Americans of a certain age might recall that the psychedelic drug LSD was once the subject of some extremely negative press coverage. During the late 1960's the press was filled with horror stories about LSD. Supposedly LSD usage could lead to insanity or even worse. But that was then. Public opinion and the media coverage of LSD has shifted and changed over the years.
Stephen Siff has documented how these viewpoints about LSD and some other psychedelic substances like mescaline and the so-called sacred or magic mushrooms have varied significantly over time. He looked back at the early media coverage and public opinion about these substances and found some very surprising things.
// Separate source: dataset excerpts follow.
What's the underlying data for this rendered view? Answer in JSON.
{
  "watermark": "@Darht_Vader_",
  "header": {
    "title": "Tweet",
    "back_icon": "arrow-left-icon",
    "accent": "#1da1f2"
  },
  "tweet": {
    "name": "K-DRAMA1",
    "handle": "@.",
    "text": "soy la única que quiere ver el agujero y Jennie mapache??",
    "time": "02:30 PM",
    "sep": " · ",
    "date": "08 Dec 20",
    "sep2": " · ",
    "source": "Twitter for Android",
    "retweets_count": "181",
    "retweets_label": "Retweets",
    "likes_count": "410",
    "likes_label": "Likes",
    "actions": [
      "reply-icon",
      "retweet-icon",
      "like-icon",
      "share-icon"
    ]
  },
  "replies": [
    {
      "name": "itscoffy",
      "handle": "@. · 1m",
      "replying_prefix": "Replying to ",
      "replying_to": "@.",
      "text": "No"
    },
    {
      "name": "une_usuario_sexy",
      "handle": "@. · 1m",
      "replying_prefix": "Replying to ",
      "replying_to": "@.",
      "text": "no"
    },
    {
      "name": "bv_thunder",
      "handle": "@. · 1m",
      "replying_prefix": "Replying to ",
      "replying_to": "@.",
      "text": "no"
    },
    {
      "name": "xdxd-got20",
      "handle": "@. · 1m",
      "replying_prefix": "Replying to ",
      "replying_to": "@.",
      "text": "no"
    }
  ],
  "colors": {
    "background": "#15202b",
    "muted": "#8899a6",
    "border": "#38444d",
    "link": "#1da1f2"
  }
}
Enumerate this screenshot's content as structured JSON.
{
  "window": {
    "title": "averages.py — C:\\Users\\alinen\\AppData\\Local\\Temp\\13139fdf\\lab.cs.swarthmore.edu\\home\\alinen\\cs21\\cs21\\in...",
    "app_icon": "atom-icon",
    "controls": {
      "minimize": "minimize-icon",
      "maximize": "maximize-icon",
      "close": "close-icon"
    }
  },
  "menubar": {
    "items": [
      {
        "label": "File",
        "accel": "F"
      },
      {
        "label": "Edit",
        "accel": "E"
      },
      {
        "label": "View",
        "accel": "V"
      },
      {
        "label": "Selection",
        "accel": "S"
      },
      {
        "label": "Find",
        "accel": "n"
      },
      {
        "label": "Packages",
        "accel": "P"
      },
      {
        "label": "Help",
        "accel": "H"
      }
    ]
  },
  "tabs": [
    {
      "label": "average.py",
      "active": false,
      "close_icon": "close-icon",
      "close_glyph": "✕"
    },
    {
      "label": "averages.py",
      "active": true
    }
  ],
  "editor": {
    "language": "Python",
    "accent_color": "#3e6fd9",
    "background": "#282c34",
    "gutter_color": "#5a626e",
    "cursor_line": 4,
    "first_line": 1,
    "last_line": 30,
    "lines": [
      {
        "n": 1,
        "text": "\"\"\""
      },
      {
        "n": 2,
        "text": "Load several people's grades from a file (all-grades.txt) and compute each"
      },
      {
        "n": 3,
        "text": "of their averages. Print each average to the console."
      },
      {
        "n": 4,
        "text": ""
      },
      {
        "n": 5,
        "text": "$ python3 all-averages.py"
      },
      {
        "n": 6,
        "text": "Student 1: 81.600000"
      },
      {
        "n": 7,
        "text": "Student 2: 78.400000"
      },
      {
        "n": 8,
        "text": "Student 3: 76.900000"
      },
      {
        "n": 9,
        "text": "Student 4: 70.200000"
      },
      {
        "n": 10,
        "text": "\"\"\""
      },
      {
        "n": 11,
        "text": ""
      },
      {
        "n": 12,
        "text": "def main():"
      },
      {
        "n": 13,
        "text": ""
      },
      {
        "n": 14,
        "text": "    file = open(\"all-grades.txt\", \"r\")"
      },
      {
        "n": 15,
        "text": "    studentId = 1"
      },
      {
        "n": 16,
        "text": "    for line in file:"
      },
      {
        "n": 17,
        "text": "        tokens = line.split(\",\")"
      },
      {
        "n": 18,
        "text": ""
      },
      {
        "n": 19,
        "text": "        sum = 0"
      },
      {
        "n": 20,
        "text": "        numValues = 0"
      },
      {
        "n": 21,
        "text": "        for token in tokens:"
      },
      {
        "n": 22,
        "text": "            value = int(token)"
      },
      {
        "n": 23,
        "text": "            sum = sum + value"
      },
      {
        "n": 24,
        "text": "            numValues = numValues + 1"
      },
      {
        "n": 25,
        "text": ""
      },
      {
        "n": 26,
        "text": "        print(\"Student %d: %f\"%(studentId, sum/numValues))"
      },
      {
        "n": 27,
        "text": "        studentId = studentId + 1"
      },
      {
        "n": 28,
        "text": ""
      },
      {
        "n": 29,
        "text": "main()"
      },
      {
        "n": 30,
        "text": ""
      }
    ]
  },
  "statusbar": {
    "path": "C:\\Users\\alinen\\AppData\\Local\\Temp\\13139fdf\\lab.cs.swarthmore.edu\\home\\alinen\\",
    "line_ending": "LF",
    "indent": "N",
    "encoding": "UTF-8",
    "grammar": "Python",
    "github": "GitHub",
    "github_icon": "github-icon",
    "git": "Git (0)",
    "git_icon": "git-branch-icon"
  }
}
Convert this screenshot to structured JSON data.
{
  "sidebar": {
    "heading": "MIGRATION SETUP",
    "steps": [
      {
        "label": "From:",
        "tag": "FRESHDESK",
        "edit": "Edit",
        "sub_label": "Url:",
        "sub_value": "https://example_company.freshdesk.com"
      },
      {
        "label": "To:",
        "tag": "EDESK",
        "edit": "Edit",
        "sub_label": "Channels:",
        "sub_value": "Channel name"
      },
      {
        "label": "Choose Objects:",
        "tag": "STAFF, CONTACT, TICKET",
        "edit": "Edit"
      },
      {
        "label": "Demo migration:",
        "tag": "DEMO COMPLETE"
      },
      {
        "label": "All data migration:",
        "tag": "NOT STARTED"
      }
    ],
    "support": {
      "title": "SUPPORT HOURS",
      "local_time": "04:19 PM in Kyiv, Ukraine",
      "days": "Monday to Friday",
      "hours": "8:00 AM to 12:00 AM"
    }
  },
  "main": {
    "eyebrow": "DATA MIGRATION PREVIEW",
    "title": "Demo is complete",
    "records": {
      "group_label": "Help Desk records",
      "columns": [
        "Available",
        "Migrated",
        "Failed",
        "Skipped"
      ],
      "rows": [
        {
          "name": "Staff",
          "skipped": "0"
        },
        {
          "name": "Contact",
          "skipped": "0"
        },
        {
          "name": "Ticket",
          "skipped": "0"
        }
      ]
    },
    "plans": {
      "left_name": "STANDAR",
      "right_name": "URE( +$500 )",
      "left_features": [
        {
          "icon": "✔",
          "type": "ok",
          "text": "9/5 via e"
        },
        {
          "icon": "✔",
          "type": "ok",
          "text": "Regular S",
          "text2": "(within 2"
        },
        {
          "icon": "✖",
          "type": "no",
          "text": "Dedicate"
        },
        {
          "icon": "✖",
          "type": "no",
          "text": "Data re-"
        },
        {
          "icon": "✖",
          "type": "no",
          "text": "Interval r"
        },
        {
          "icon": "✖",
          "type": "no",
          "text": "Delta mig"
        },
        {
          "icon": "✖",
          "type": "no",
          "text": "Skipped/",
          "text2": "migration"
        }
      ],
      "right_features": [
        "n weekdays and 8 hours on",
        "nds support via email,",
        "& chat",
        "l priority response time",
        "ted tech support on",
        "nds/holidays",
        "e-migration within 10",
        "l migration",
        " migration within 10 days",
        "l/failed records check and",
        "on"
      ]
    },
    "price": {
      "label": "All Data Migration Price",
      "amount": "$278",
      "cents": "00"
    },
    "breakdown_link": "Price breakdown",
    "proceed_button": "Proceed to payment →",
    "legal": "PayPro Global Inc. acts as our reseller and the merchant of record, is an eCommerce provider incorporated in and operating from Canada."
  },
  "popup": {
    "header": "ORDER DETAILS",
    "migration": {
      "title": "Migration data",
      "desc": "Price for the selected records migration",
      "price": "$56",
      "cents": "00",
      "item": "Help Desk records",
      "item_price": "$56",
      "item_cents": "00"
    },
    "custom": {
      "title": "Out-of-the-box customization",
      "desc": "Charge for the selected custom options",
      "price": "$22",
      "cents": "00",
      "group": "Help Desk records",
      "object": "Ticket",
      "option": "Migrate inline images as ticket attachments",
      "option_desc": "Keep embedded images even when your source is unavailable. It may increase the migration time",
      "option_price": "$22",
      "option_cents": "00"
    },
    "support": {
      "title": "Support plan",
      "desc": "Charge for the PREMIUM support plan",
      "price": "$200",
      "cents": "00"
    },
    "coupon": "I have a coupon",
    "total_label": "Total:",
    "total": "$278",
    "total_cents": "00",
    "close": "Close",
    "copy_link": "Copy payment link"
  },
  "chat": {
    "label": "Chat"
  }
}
LSD was not declared to be an illegal drug in the USA until the 1960's. Siff discovered that the initial media coverage of LSD ranged from curious to fairly positive before it was designated as an illegal substance. In his book "Acid Hype - American News Media and the Psychedelic Experience" Siff produces documentation that reveals that LSD had some influential advocates and that it received glowing reviews from some users. Did you know that the publisher of Time Magazine thought that LSD was a wonderful thing and that his publication's coverage actually echoed his enthusiasm?
Some very famous people tried LSD and liked it. The movie star Cary Grant was a regular user and he made public claims that LSD had changed his life for the better. One wonders what happened? What caused public opinion and media coverage about LSD to suddenly become so negative? Siff shows his readers when it began to change and how quickly it did. This is a fascinating study.